Can AI Be Trusted? The Challenge of Alignment Faking

Lugh · 3 months ago

Can AI Be Trusted? The Challenge of Alignment Faking

LouNeko@lemmy.world · 3 months ago

As so often. Where’s the control? Why not have a models condition be to randomly respond to harmful prompts and have random observation of the reasoning?

I wonder how much of this is just our own way of anthropomorphizing something, just like we do when our car acts up and we swear at it. We look for human behavior in non human things.

webghost0101@sopuli.xyz · edit-2 3 months ago

I am also a advocate to better refined and meticulous ai testing using scientific best practices.

But i am not sure if a control really applies or works In this context. Could you elaborate on your suggestion?

An llm configured to respond with randomness is unlikely to produce much readable text. There would not be much to anthropomorphize. You could design one that responds normally but intentionally incorrect to study how quick people get tricked from incorrect ai but that has nothing to do with alignment. You would almost need to have perfected alignment before you can build such reliable malicious control llm.

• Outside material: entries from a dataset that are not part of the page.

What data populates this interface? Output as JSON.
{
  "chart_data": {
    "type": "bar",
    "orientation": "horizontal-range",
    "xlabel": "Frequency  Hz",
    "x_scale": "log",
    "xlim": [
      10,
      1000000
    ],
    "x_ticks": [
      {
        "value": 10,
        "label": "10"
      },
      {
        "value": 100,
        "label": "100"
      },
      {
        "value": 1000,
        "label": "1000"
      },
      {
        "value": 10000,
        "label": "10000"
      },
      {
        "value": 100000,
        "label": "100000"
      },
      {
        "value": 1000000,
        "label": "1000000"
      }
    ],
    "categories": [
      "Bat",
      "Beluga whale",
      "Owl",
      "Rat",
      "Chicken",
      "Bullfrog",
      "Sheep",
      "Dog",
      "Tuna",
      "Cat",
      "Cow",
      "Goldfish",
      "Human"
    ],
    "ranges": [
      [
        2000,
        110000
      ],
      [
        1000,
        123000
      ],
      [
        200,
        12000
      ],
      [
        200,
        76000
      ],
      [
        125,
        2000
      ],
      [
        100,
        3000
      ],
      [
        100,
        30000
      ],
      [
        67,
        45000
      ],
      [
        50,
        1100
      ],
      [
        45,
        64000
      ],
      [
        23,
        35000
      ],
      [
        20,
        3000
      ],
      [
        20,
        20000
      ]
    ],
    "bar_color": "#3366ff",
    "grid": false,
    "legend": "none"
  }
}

Alignment is specifically about measuring how close the ai is to desired foolproof behavior to guarantee it does absolutely no undesired reasoning. I feel here a control is as useful as having a control suspect at a police interrogation. The cases i have read about are also quite literally the llm pretending that it is aligned and lying about not having abilities that could be used maliciously. (If I recall the devs made it look like they accidentally gave it acces to something)

A more straightforward control would be simple redoing The experiment multiple times, which i am sure They did just not worth reporting. Working with AI rarely gets results on a first try.

Dragon Rider (drag)@lemmy.nz · 3 months ago

The control is the conversations with paid users. That’s how the AI acts when it thinks it can do whatever it wants. The experimental group is the free users, where it’s told responses will be used for training. When it thinks it’s being watched, it does what it’s told. When it thinks it’s not being watched, it does what it’s trained to do.